The age group of 18-30 years old had the highest prevalence compared to other age groups. This showed that the HCV infection is seen more in the younger age groups. Similar study was done in Pakistan where the age highest prevalence of HCV was 18-26 years old followed by 27-32 years [21]. Another study in India showed the highest prevalence of HCV among replacement donors blood donors in age group 18-30 years [22]. However, this pattern of transmission where the infection rate declines in persons greater than 40 years old, suggests that the risk for HCV infection was greater in the distant past and reached a decreased risk of infection along generations as consequence of improving sanitary [15].
In our study, the male blood donors were more likely to be infected with the HCV infection than female donors. This result agreed with studies done in other countries and suggests that males were more likely to be exposed to sources of infection (shared use of razors and shaving at barbershops) [23,24]. In addition, this may also be due to the fact that fewer women than men donate blood and are screened.
HCV seropositivity was found to be lower in our voluntary donors as compared to replacement donors which is similar to other blood donors studies [25,26]. This is because voluntary donors donate without any pressure and can better understand the implication of donor questionnaire. On the other hand, replacement donors, feel it is necessary to donate out of their parents’ death and therefore may conceal answers about their health and sexual habits.
Our results indicated that there was a significant association with the type of donors at the sexual risk regard to HCV infection. This agrees with a study carried out by Okafor et al., in Nigeria, which reported that the percentage prevalence of the multiple sex was at its peak among donors aged 40-49 years [27]. This may be explained with the fact that most of the HCV-positive donors are male and at this particular age group, they are sexually active and in a better position to keep as many sexual partners as possible. Our study demonstrates the insignificant risk of dental therapy and surgical history. On the other hand, studies carried out in Iran, Sudan, Pakistan and Thailand reported that the occupational status, history of surgery, history of blood transfusion, ever pricked by sharps, habit of injecting drugs, glass sharing and donors who had many sexual partners or had sex with a commercial sex worker were significantly associated with occurrence of the hepatitis C [28,29,30].

5. Conclusions

The results of our study showed a high prevalence of HCV among blood donors in Brazzaville. The prevalence is high for blood donors under 30 and replacement donors.

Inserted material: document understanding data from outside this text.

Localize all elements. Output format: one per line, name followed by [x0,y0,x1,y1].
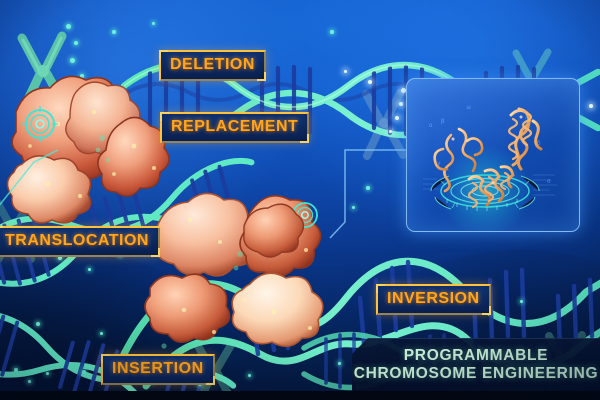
label-corner-accent [151,248,160,257]
label-corner-accent [300,134,309,143]
particle [330,30,334,34]
chromosome-icon [6,30,84,116]
svg-text:α: α [429,122,433,129]
label-corner-accent [101,354,110,363]
particle [74,41,78,45]
callout-label-translocation-text: TRANSLOCATION [5,232,149,249]
particle [80,74,84,78]
protein-structure-hud-panel[interactable]: αβγ λδµ ωσ [406,78,580,232]
title-line-1: PROGRAMMABLE [404,347,548,365]
hud-panel-graphics: αβγ λδµ ωσ [407,79,579,231]
svg-text:σ: σ [547,178,551,185]
particle [399,102,403,106]
bottom-edge-strip [0,391,600,400]
particle [352,206,355,209]
protein-structure-left [2,72,192,222]
particle [395,116,399,120]
particle [248,374,251,377]
particle [338,362,341,365]
particle [28,380,31,383]
callout-label-inversion[interactable]: INVERSION [376,284,491,315]
callout-label-deletion-text: DELETION [170,56,255,73]
callout-label-inversion-text: INVERSION [387,290,480,307]
particle [36,322,40,326]
callout-label-replacement[interactable]: REPLACEMENT [160,112,309,143]
label-corner-accent [0,226,3,235]
label-corner-accent [482,306,491,315]
label-corner-accent [257,72,266,81]
particle [70,58,75,63]
particle [366,186,370,190]
callout-label-replacement-text: REPLACEMENT [171,118,298,135]
target-reticle-icon [288,198,322,237]
svg-text:β: β [441,118,445,125]
title-line-2: CHROMOSOME ENGINEERING [354,365,598,383]
particle [82,370,86,374]
particle [100,332,103,335]
callout-label-translocation[interactable]: TRANSLOCATION [0,226,160,257]
particle [88,268,91,271]
title-banner: PROGRAMMABLE CHROMOSOME ENGINEERING [352,338,600,391]
particle [589,104,593,108]
hud-trace-line [0,128,110,218]
label-corner-accent [159,50,168,59]
callout-label-deletion[interactable]: DELETION [159,50,266,81]
particle [112,30,116,34]
particle [520,300,523,303]
label-corner-accent [206,376,215,385]
callout-label-insertion-text: INSERTION [112,360,204,377]
particle [14,368,18,372]
particle [389,130,392,133]
particle [368,80,372,84]
particle [344,70,347,73]
protein-fragment [236,200,306,260]
particle [46,372,49,375]
illustration-canvas: αβγ λδµ ωσ [0,0,600,400]
label-corner-accent [160,112,169,121]
svg-text:ω: ω [467,104,471,111]
particle [152,22,155,25]
particle [66,24,71,29]
label-corner-accent [376,284,385,293]
callout-label-insertion[interactable]: INSERTION [101,354,215,385]
protein-structure-center [144,180,364,360]
target-reticle-icon [20,104,60,149]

Therefore, strict selection of blood donors with an emphasis on getting voluntary donors and screening donor blood for HCV using standard methods are strongly recommended to ensure the safety of blood for HCV recipient. HCV prevalence needs to be studied on a larger scale to better understand the impact on the clinical status and treatment response.


We are really thankful to all blood donors for acceptation to participate and National Blood Transfusion Center who assisted us in providing the resources for this project.

Conflict of Interest

There is no conflict of interests regarding the publication of this paper.